The machine people continued, nevertheless, to toil. They had rescued what assets they could from the shop without arousing suspicion, and they set about working from home. My father now took the long walk to the market, and I began my apprenticeship. The work was hard on the eyes and the fingers, but I took to it readily enough for I had watched my father labour for years. I enjoyed the precision of measuring, cutting, felling and hand stitching, and loved losing myself making buttonholes or embroidering, hours passing without my notice as I sewed. This was a calm, meditative state that I have rarely, if ever, achieved since as an author. It felt good to be active within the process of mending the family. As we all worked, day and night, we began to stitch the family back together. As the arrival of the new baby approached, the machine people grew softer again, and I knew that my parents had returned, changed, it was true, by their experiences, wherever they had been (I was not going to ask), but fundamentally themselves again. For a while at least, the shadow receded.

My father still made time for me as well, even if our elementary entertainments cost him dear in terms of the extra hours he had to work before dawn to catch up. His love of stories appeared returned, and I had contrived the plan of enacting a simple play to celebrate my mother’s forthcoming birthday, which fell upon All Hallows’ Eve. My father thought this a capital idea, and agreed to not only assist with costumes but to act alongside me.

Given the influence I was later to have on the popular stage, it was in every way appropriate that I begin my authorial career in my twelfth year with a little gothic melodrama called ‘The Gold Tooth.’ We were compelled to rehearse out of doors in the biting cold, but after a few turns we had quite got the thing down.

We set up behind the curtains dividing the parlour from the kitchen. For a backdrop, we had painted the silhouettes of gravestones on an old sheet, using dyes from the shop to simulate a night sky. A plank borrowed from the woodshed propped upon its leading edge in the foreground served as the side of a coffin, my father lying behind it playing the corpse, and a pile of sacks sprinkled with dirt from the garden implied a mound of freshly turned earth. I took the leading role of ‘Fulgentius,’ a common country sexton by day, but by night a notorious resurrection man known only as the ‘Snorter’ on account of his huge nose, and his habit of taking snuff ground from coffins and human bones. I was armed with the garden spade, and wearing a scarlet cloak made from an old curtain.
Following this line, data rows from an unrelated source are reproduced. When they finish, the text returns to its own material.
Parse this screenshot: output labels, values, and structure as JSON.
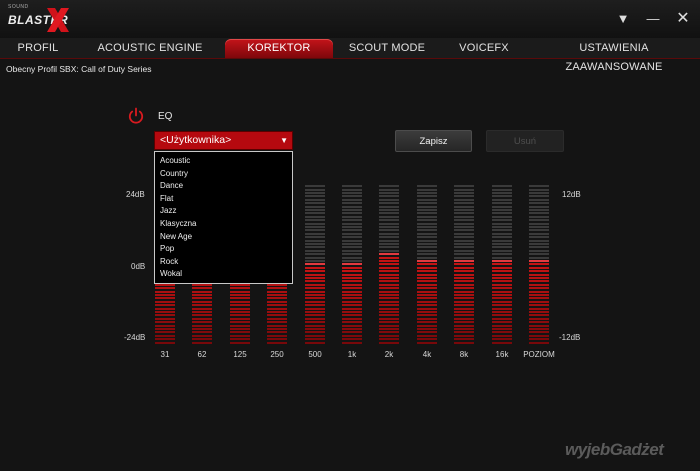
{
  "app": {
    "logo_small": "SOUND",
    "logo_main": "BLASTER",
    "accent": "#c4141a"
  },
  "window": {
    "dropdown_glyph": "▼",
    "minimize_glyph": "—",
    "close_glyph": "✕"
  },
  "tabs": [
    {
      "label": "PROFIL",
      "active": false
    },
    {
      "label": "ACOUSTIC ENGINE",
      "active": false
    },
    {
      "label": "KOREKTOR",
      "active": true
    },
    {
      "label": "SCOUT MODE",
      "active": false
    },
    {
      "label": "VOICEFX",
      "active": false
    },
    {
      "label": "USTAWIENIA ZAAWANSOWANE",
      "active": false
    }
  ],
  "profile_line": "Obecny Profil SBX: Call of Duty Series",
  "eq": {
    "label": "EQ",
    "power_icon": "power-icon",
    "preset_selected": "<Użytkownika>",
    "preset_options": [
      "Acoustic",
      "Country",
      "Dance",
      "Flat",
      "Jazz",
      "Klasyczna",
      "New Age",
      "Pop",
      "Rock",
      "Wokal"
    ],
    "save_label": "Zapisz",
    "delete_label": "Usuń",
    "left_axis": {
      "top": "24dB",
      "mid": "0dB",
      "bottom": "-24dB"
    },
    "right_axis": {
      "top": "12dB",
      "bottom": "-12dB"
    },
    "bands": [
      {
        "label": "31",
        "level": 0.5
      },
      {
        "label": "62",
        "level": 0.5
      },
      {
        "label": "125",
        "level": 0.5
      },
      {
        "label": "250",
        "level": 0.5
      },
      {
        "label": "500",
        "level": 0.5
      },
      {
        "label": "1k",
        "level": 0.5
      },
      {
        "label": "2k",
        "level": 0.58
      },
      {
        "label": "4k",
        "level": 0.54
      },
      {
        "label": "8k",
        "level": 0.54
      },
      {
        "label": "16k",
        "level": 0.54
      },
      {
        "label": "POZIOM",
        "level": 0.54
      }
    ]
  },
  "watermark": "wyjebGadżet"
}
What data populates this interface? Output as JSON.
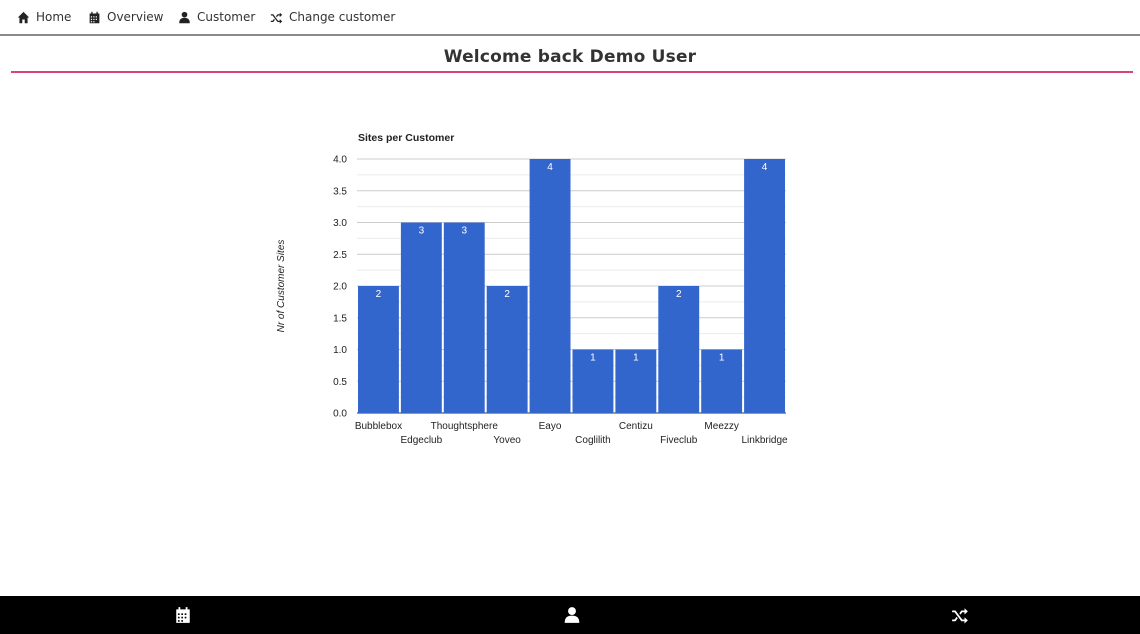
{
  "nav": {
    "items": [
      {
        "label": "Home",
        "icon": "home-icon"
      },
      {
        "label": "Overview",
        "icon": "calendar-icon"
      },
      {
        "label": "Customer",
        "icon": "user-icon"
      },
      {
        "label": "Change customer",
        "icon": "shuffle-icon"
      }
    ]
  },
  "page": {
    "title": "Welcome back Demo User",
    "accent_color": "#d6437a"
  },
  "chart_data": {
    "type": "bar",
    "title": "Sites per Customer",
    "xlabel": "",
    "ylabel": "Nr of Customer Sites",
    "categories": [
      "Bubblebox",
      "Edgeclub",
      "Thoughtsphere",
      "Yoveo",
      "Eayo",
      "Coglilith",
      "Centizu",
      "Fiveclub",
      "Meezzy",
      "Linkbridge"
    ],
    "values": [
      2,
      3,
      3,
      2,
      4,
      1,
      1,
      2,
      1,
      4
    ],
    "data_labels": [
      "2",
      "3",
      "3",
      "2",
      "4",
      "1",
      "1",
      "2",
      "1",
      "4"
    ],
    "y_ticks": [
      "0.0",
      "0.5",
      "1.0",
      "1.5",
      "2.0",
      "2.5",
      "3.0",
      "3.5",
      "4.0"
    ],
    "ylim": [
      0,
      4
    ],
    "grid": true,
    "legend": "none",
    "bar_color": "#3366cc"
  },
  "bottombar": {
    "icons": [
      "calendar-icon",
      "user-icon",
      "shuffle-icon"
    ]
  }
}
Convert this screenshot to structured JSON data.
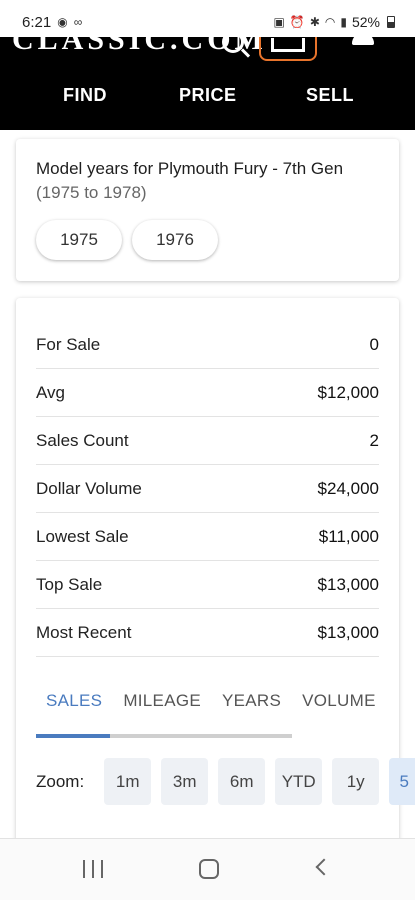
{
  "status_bar": {
    "time": "6:21",
    "battery_percent": "52%",
    "left_icons": [
      "messenger-icon",
      "voicemail-icon"
    ],
    "right_icons": [
      "nfc-icon",
      "alarm-icon",
      "bluetooth-icon",
      "wifi-icon",
      "signal-icon",
      "battery-icon"
    ]
  },
  "header": {
    "brand": "CLASSIC.COM",
    "nav": [
      "FIND",
      "PRICE",
      "SELL"
    ]
  },
  "years_card": {
    "title": "Model years for Plymouth Fury - 7th Gen",
    "range": "(1975 to 1978)",
    "years": [
      "1975",
      "1976"
    ]
  },
  "stats": [
    {
      "label": "For Sale",
      "value": "0"
    },
    {
      "label": "Avg",
      "value": "$12,000"
    },
    {
      "label": "Sales Count",
      "value": "2"
    },
    {
      "label": "Dollar Volume",
      "value": "$24,000"
    },
    {
      "label": "Lowest Sale",
      "value": "$11,000"
    },
    {
      "label": "Top Sale",
      "value": "$13,000"
    },
    {
      "label": "Most Recent",
      "value": "$13,000"
    }
  ],
  "tabs": {
    "items": [
      "SALES",
      "MILEAGE",
      "YEARS",
      "VOLUME"
    ],
    "active": "SALES"
  },
  "zoom": {
    "label": "Zoom:",
    "options": [
      "1m",
      "3m",
      "6m",
      "YTD",
      "1y",
      "5"
    ]
  },
  "colors": {
    "accent": "#4a7bbf",
    "header_bg": "#000000",
    "garage_outline": "#e8742c"
  }
}
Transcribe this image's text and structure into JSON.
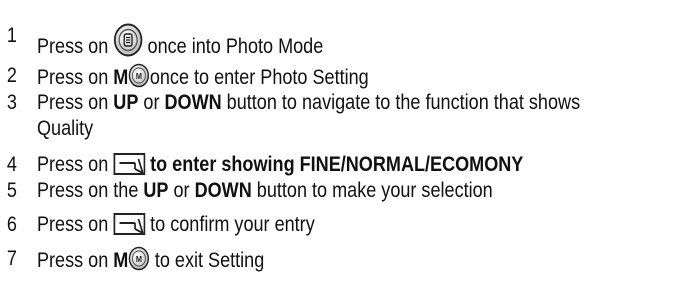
{
  "steps": [
    {
      "number": "1",
      "text_before_icon": "Press on ",
      "icon": "menu-round-button-icon",
      "text_after_icon": " once into Photo Mode"
    },
    {
      "number": "2",
      "text_before": "Press on ",
      "bold_key": "M",
      "icon": "m-round-button-icon",
      "icon_letter": "M",
      "text_after": "once to enter Photo Setting"
    },
    {
      "number": "3",
      "text_a": "Press on ",
      "bold_up": "UP",
      "text_or": " or ",
      "bold_down": "DOWN",
      "text_b": " button to navigate to the function that shows",
      "text_continued": "Quality"
    },
    {
      "number": "4",
      "text_before_icon": "Press on ",
      "icon": "enter-button-icon",
      "bold_after_icon": " to enter showing FINE/NORMAL/ECOMONY"
    },
    {
      "number": "5",
      "text_a": "Press on the ",
      "bold_up": "UP",
      "text_or": " or ",
      "bold_down": "DOWN",
      "text_b": " button to make your selection"
    },
    {
      "number": "6",
      "text_before_icon": "Press on ",
      "icon": "enter-button-icon",
      "text_after_icon": " to confirm your entry"
    },
    {
      "number": "7",
      "text_before": "Press on ",
      "bold_key": "M",
      "icon": "m-round-button-icon",
      "icon_letter": "M",
      "text_after": " to exit Setting"
    }
  ]
}
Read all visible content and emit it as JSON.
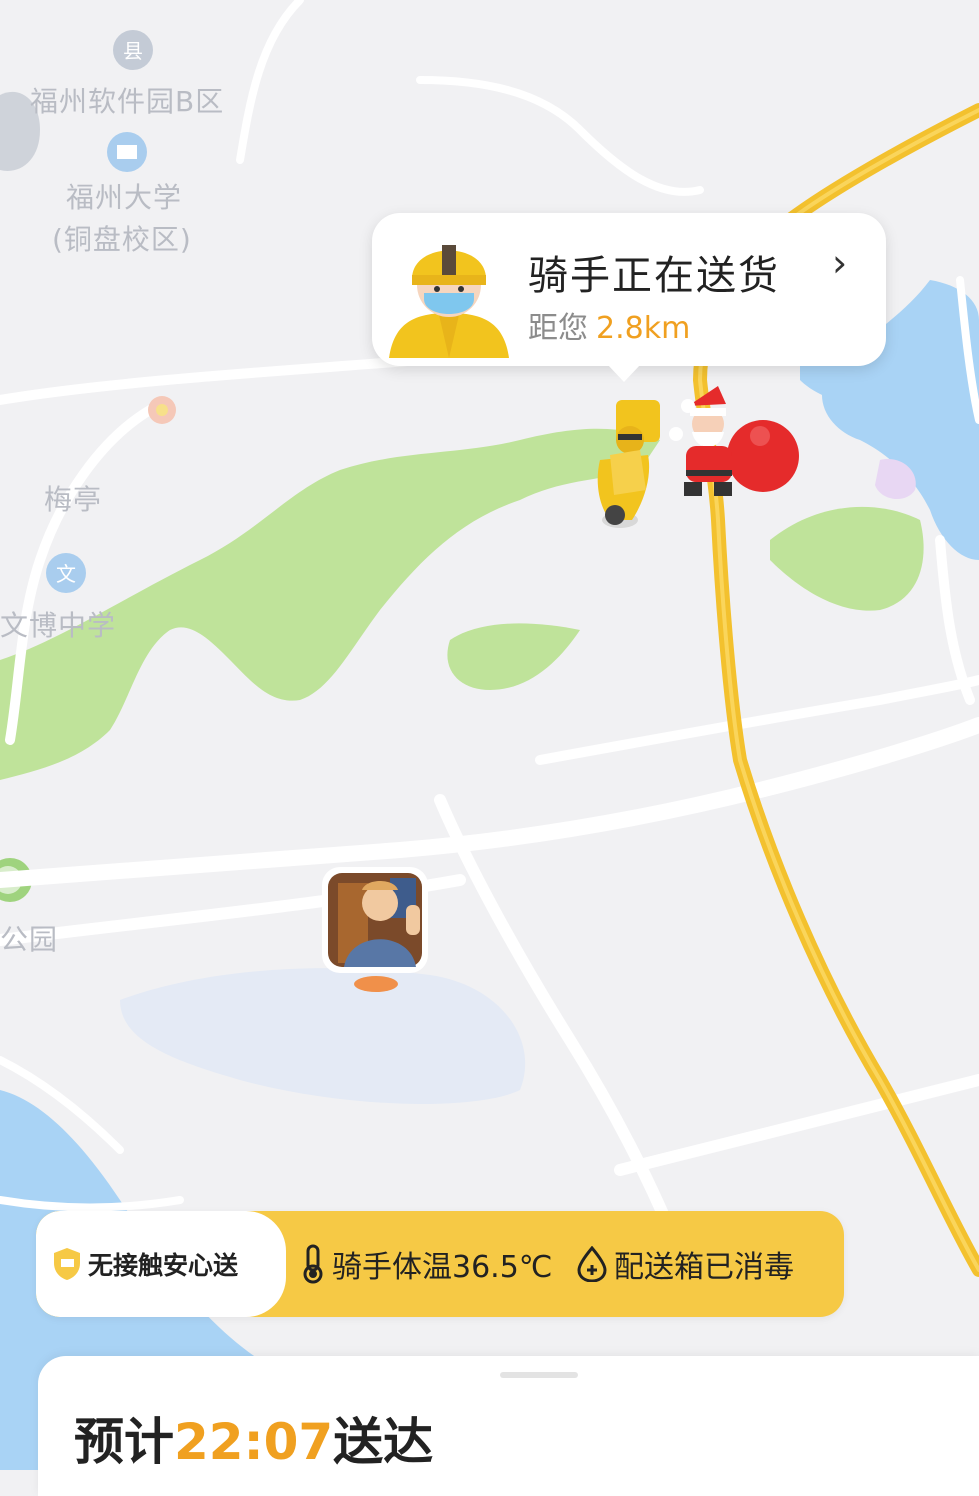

Long lank hair was fashioned from floured wool, my face rendered sharp and wicked by virtue of a cardboard snout of exaggerated length and girth, more flour, and a grinning mouth drawn roughly in rouge pinched from my mother’s dresser. By candlelight the effect was striking. My mother was our sole audience, seated upon a dining chair at the far end of the parlour.

The story opened with a thunderstorm, establishing mood and symbolising the inner processes of the villain. In my later ‘Newgate’ period, the apocalyptic storm became something of a trademark, and that insufferable prick Thackeray used to lampoon me about it something chronic. In this case, the dramatic affect was achieved by my father wobbling a wood saw before the curtain was raised, while I whacked a partially shielded lantern hung out of sight above my head during the performance.

In the opening scene, Fulgentius digs by lantern light, exhuming the corpse of the investment banker ‘Magnus,’ recently deceased from shock upon being presented with a bill from his wife’s dressmaker. ‘When did any man’s heir feel sympathy for his decease?’ he soliloquises. ‘When did his widow mourn? When doth any man regret his fellow? Never! He rejoiceth. He maketh glad in his inmost heart. He cannot help it, for it is in our nature. We all delight in each other’s destruction. We were created to do so; or why else should we act thus? I never wept for any man’s death, but I have often laughed.’ At this point he raps his shovel on the top of the coffin (the floor) and exclaims, ‘By the old gods of England that’s pay dirt! Here is a coffin in an exquisite state of decay. It’ll scarcely require any grinding to make excellent snuff.’

He pauses to produce a snuffbox (my father had a tin one full of pins in a workbench drawer which he had generously loaned), and I made comic play of snorting a huge pinch, followed by a long-builded, harlequinesque sneeze.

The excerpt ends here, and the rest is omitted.